College of Bioinformatics Science and Technology, Harbin Medical University, Harbin, Heilongjiang 150081, China.
Faculty of Computing, Harbin Institute of Technology, Harbin, Heilongjiang 150001, China.
Nucleic Acids Res. 2022 Jan 7;50(D1):D867-D874. doi: 10.1093/nar/gkab881.
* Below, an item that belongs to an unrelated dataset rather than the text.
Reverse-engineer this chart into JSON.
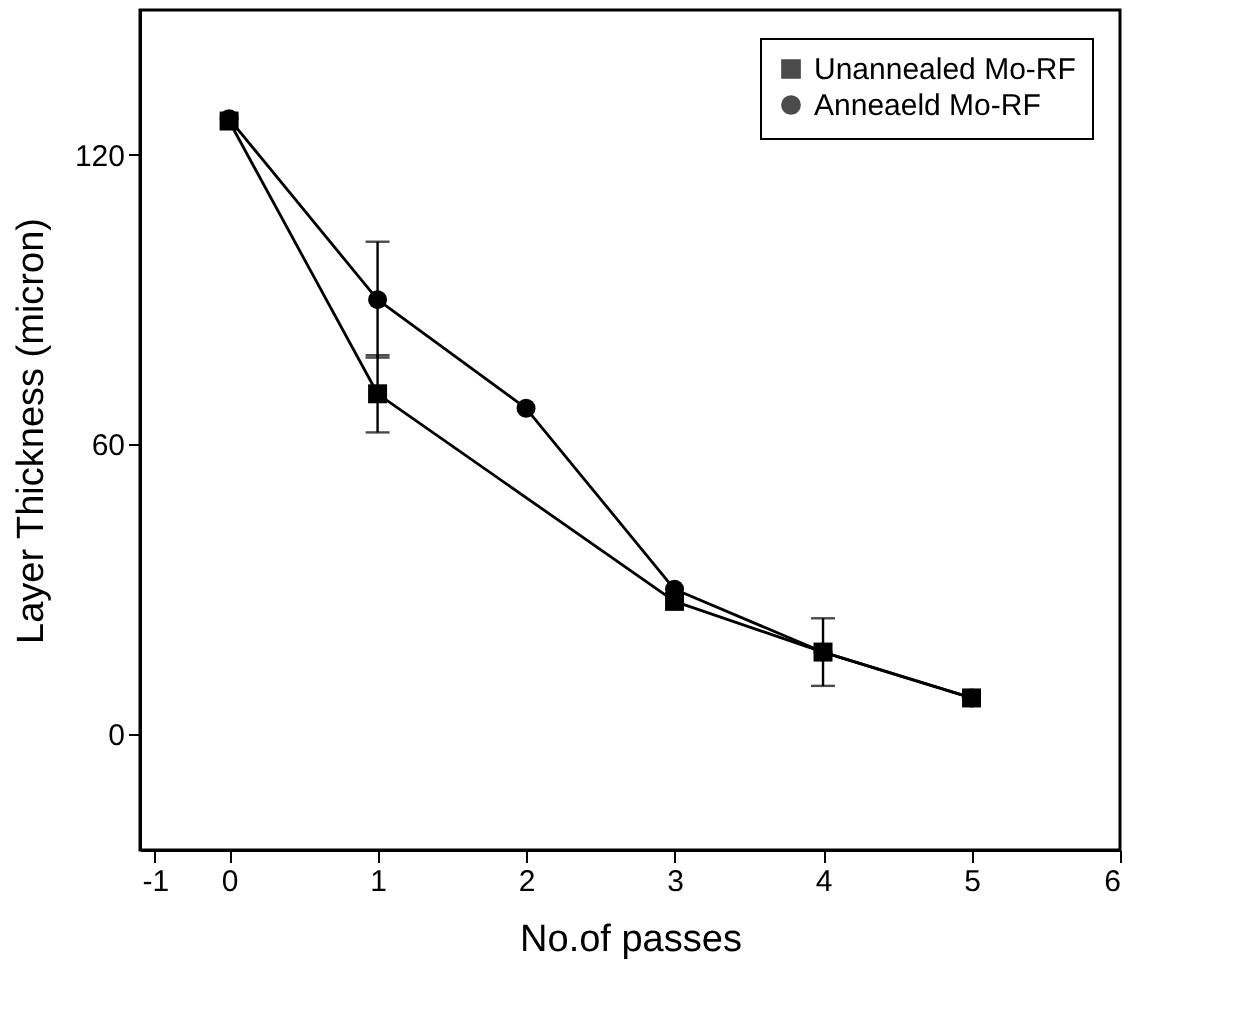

SCovid (http://bio-annotation.cn/scovid) aims at providing a comprehensive resource of single-cell data for exposing molecular characteristics of coronavirus disease 2019 (COVID-19) across 10 human tissues. COVID-19, an epidemic caused by severe acute respiratory syndrome coronavirus 2 (SARS-CoV-2), has been found to be accompanied with multiple-organ failure since its first report in Dec 2019. To reveal tissue-specific molecular characteristics, researches regarding to COVID-19 have been carried out widely, especially at single-cell resolution. However, these researches are still relatively independent and scattered, limiting the comprehensive understanding of the impact of virus on diverse tissues. To this end, we developed a single-cell atlas of COVID-19. Firstly we collected 21 single-cell datasets of COVID-19 across 10 human tissues paired with control datasets. Then we constructed a pipeline for the analysis of these datasets to reveal molecular characteristics of COVID-19 based on manually annotated cell types. The current version of SCovid documents 1 042 227 single cells of 21 single-cell datasets across 10 human tissues, 11 713 stably expressed genes and 3778 significant differentially expressed genes (DEGs). SCovid provides a user-friendly interface for browsing, searching, visualizing and downloading all detailed information.
SCovid(http://bio-annotation.cn/scovid)旨在提供一个全面的单细胞数据资源,以揭示 2019 年冠状病毒病(COVID-19)在 10 个人体组织中的分子特征。COVID-19 是由严重急性呼吸系统综合征冠状病毒 2(SARS-CoV-2)引起的传染病,自 2019 年 12 月首次报告以来,已被发现伴有多器官衰竭。为了揭示组织特异性的分子特征,针对 COVID-19 的研究已经广泛开展,尤其是在单细胞分辨率水平。然而,这些研究仍然相对独立和分散,限制了对病毒对不同组织影响的全面理解。为此,我们开发了 COVID-19 的单细胞图谱。首先,我们收集了 COVID-19 在 10 个人体组织中的 21 个单细胞数据集,并与对照数据集配对。然后,我们构建了一个分析这些数据集的流程,以基于手动注释的细胞类型揭示 COVID-19 的分子特征。当前版本的 SCovid 记录了 21 个人体组织的 21 个单细胞数据集的 1 042 227 个单细胞、11 713 个稳定表达的基因和 3778 个显著差异表达的基因(DEGs)。SCovid 提供了一个用户友好的界面,用于浏览、搜索、可视化和下载所有详细信息。